The thermos is warm and, when Eli unscrews the lid, the contents smell like chamomile and lemongrass.
"It's a healing potion," Zoe explains, by which she means tea. "It'll help."
Eli takes a sip, because he figures it can't hurt. Zoe keeps a remarkable array of dried herbs in her bag and can brew a "potion" for any occasion. Eli's not sure whether she really believes they have magic powers, and he knows he definitely doesn't. Still, her teas usually taste pretty good and it makes her feel better when he drinks them.
The nurse reappears not long after. He's a stocky, no-nonsense dude called Ike, with full sleeve tats and massive gauges in his ears. But he's gentle as he inspects Eli for injuries.
"Think I just fainted," Eli lies. "I skipped lunch."
"Uh-huh," says Nurse Ike. "Sure. You skipped lunch and fainted onto Lance Marlowe's neck, did you?"
"Maybe." Eli slides his eyes away, and Ike sighs.
"Get out of here," he says. "You should be fine. If you get any sharp pain in your gut or if you pee blood, go see a doctor."
"How do you-?" Eli starts, before clamping his mouth shut and looking away.
Ike snorts. "Yeah. Thought so. Off you go. Bring the shirt back by Friday."
Thing is, Eli is pretty sure he should have sone kind of injury. He remembers the feel of Lance's fist connecting with his stomach. If nothing else, it should've left a bruise.
Except it didn't. Eli checks under the too-thin loaner shirt and the skin isn't so much as tender.
Must be the tea, he thinks, and tries not to remember a beast with sharp teeth and glowing, golden eyes.
Aunt Addi is out when Eli gets back to her place-gets back to home, he reminds himself-but there's a note on the kitchen table and dinner in the fridge.
Aunt Addi, a.k.a. Deputy Drake, was Dad's younger sister and is one of Rosemont's Finest. She was always Eli's favorite aunt and she tries hard to be a good guardian, but she wasn't exactly ready for . . . this. For Eli. For Mom and Dad to wrap their car around a streetlamp at a hundred miles an hour. Neither was Eli, for that matter. He's pretty sure no one ever could be.
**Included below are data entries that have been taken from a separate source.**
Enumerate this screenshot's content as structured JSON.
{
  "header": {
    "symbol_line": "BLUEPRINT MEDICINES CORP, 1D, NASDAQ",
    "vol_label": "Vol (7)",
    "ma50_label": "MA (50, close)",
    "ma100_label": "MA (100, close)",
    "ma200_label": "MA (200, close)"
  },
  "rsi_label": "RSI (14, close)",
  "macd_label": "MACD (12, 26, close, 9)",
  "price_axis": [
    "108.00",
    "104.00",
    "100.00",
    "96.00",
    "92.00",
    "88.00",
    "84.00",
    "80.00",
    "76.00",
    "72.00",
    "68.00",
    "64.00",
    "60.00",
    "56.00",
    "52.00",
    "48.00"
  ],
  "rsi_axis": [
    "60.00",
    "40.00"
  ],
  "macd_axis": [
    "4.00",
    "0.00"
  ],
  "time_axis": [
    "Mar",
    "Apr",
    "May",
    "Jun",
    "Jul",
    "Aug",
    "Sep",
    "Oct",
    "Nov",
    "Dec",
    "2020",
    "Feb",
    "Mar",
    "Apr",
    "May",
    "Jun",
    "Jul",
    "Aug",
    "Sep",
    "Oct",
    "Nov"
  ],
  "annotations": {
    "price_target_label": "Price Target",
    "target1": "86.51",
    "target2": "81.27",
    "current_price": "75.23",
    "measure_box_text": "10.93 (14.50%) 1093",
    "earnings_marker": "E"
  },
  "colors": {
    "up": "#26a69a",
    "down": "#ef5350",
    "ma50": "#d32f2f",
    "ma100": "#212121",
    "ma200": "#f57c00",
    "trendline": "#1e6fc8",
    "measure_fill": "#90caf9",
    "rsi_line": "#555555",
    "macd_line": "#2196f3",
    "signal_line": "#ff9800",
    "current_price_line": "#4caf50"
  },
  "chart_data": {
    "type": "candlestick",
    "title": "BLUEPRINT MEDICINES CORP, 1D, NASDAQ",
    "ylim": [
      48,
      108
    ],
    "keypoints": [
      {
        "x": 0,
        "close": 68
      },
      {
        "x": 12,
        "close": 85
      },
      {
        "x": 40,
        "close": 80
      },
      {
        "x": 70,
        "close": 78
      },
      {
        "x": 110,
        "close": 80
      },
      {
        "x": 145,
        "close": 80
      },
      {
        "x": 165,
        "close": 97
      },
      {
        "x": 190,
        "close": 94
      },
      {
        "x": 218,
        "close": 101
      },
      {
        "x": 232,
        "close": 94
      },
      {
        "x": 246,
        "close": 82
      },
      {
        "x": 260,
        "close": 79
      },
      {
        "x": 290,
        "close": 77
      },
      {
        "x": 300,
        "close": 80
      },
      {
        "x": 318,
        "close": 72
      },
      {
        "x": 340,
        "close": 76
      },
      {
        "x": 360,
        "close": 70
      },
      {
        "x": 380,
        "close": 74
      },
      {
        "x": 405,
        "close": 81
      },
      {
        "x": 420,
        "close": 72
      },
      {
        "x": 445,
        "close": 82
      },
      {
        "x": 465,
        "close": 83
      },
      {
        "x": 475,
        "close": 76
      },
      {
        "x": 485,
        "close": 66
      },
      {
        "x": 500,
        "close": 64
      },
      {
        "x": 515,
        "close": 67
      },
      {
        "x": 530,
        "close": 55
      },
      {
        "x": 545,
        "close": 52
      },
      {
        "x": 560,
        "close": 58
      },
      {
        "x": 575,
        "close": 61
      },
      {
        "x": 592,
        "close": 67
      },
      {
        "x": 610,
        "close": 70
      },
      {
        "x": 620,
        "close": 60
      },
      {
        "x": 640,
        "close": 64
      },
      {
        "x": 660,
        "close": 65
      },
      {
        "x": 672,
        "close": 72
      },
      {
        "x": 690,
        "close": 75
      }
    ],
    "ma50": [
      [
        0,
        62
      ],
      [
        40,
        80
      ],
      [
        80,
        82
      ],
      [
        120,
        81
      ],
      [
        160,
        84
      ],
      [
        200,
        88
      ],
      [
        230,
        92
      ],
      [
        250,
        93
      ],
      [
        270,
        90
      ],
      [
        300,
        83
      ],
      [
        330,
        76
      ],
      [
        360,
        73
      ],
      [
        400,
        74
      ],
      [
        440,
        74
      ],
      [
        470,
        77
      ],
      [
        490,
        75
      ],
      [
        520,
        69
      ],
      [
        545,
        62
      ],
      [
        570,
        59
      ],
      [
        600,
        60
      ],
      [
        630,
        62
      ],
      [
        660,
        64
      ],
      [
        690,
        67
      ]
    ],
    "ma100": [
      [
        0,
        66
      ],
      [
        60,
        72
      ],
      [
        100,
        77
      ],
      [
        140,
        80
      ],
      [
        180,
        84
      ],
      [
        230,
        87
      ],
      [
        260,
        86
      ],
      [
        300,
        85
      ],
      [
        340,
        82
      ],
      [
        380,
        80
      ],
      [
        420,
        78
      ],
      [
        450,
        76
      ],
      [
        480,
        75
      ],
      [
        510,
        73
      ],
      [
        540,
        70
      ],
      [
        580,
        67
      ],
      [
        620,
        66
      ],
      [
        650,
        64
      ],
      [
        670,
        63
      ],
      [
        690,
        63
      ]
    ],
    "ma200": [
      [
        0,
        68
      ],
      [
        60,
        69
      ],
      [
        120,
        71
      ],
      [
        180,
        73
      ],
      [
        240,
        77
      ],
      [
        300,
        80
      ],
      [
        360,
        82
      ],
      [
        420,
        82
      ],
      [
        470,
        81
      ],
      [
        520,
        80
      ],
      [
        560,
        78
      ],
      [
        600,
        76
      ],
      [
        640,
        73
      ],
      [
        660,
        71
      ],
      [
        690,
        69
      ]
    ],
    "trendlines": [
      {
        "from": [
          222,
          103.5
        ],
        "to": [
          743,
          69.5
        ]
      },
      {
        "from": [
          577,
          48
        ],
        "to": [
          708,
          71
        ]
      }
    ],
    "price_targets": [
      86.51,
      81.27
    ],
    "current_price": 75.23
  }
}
Dinner is lasagne. Addi is an awful cook-before Eli, he's pretty sure she survived on takeout and ramen-but lasagne is the one thing she can do. Plus, it lasts.
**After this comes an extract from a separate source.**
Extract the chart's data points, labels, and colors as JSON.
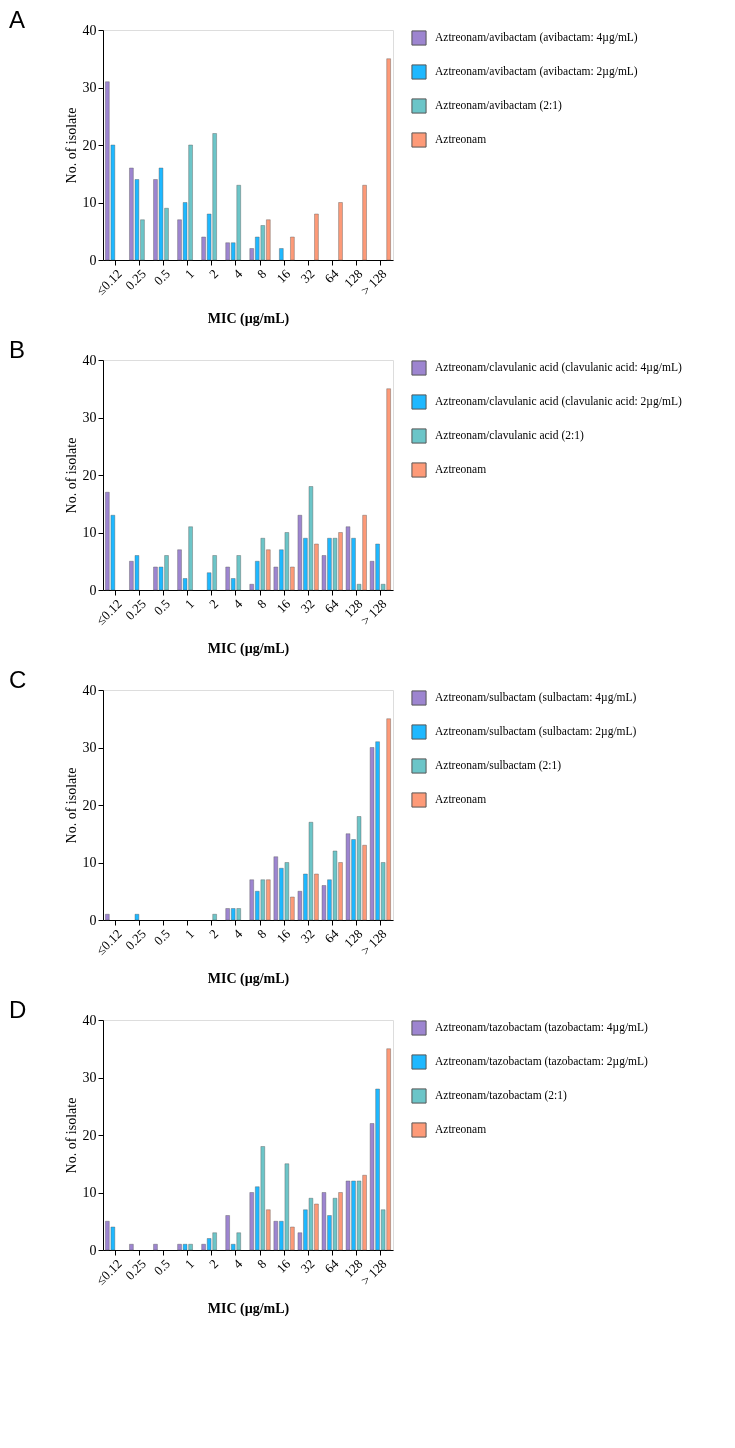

Eli reheats his in the microwave, even if it makes the top go soggy and the middle too hot. He thinks maybe tomorrow he should cook instead. Tacos, maybe. He could totally go some tacos.
Tonight, he takes his too-hot lasagne and eats it in his room, in front of his computer, the eight-by-eight grid of his Launchpad sitting quiet below. There's a project he's been working on, and he taps a few samples on and off, tries to feel the beat calling to him.
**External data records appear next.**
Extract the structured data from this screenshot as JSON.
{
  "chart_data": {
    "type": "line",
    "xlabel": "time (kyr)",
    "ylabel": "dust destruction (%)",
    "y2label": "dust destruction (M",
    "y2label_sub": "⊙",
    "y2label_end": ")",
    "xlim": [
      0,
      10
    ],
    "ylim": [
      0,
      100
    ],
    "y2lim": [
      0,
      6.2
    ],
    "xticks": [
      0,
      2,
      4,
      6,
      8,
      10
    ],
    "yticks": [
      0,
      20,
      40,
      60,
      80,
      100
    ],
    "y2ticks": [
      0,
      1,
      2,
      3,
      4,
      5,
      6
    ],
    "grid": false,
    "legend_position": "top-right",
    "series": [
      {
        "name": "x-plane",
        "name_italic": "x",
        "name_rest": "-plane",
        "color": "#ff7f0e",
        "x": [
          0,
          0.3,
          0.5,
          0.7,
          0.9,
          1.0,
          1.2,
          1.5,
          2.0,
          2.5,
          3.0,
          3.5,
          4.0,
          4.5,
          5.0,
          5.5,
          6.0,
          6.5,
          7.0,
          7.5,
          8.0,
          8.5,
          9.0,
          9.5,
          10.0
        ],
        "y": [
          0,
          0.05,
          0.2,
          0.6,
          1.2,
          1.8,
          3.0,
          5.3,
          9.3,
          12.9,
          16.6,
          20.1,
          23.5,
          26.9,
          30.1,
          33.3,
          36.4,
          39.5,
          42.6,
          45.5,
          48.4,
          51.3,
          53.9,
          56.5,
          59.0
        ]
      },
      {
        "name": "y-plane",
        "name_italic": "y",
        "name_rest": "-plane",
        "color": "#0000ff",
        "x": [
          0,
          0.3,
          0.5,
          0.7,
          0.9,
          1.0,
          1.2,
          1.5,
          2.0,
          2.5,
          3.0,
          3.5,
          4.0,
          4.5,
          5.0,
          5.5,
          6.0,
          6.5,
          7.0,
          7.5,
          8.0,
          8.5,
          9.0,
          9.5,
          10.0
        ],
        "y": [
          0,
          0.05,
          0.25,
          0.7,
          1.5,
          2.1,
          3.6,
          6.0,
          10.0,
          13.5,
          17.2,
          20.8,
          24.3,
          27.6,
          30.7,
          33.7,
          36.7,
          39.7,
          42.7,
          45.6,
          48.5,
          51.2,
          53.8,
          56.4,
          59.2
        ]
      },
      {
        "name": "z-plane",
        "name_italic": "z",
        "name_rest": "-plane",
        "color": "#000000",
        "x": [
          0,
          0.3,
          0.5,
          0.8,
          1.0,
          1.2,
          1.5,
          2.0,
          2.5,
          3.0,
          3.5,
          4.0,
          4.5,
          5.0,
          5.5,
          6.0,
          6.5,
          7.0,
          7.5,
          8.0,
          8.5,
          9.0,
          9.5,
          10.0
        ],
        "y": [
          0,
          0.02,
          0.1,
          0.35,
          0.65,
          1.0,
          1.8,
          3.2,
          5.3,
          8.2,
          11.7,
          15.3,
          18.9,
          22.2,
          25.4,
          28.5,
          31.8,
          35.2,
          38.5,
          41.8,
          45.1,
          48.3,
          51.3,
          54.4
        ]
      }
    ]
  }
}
This is where the magic happens. This is where, no matter how many Arthurs or Lances are in Eli's day, this is where he comes to fly. Fingers soaring on rhythm and melody, lifted by the brilliant lights of the grid. Eli plays for himself and he plays for Zoe and, sometimes, he even plays for YouTube.
His last upload got nearly ten thousand hits. It's not everything, but it's something.
But that mix only used half the buttons on the 'Pad, only half the samples, and was only Eli messing around. This time? This time he wants bigger, better. The full sixty-four. He's loaded up with Nicki and Beyoncé, but also PSY and Dragonforce and the theme from The X-Files, because he likes the contrast. It's all a mess right now and he can't make it work, but he will. He has to. This is the one thing he's good at, the one thing that lets him escape, lets him forget about a knock on the door and two cops with dour faces and please come with us, there's been an accident and-
And there's none of that, not when he's flying.
So he flies. And his lasagne gets cold, and when Aunt Addi finally gets home she finds him drooling on the desk, fast asleep, a mish-mash jangle of pop culture white noise laid over like a blanket.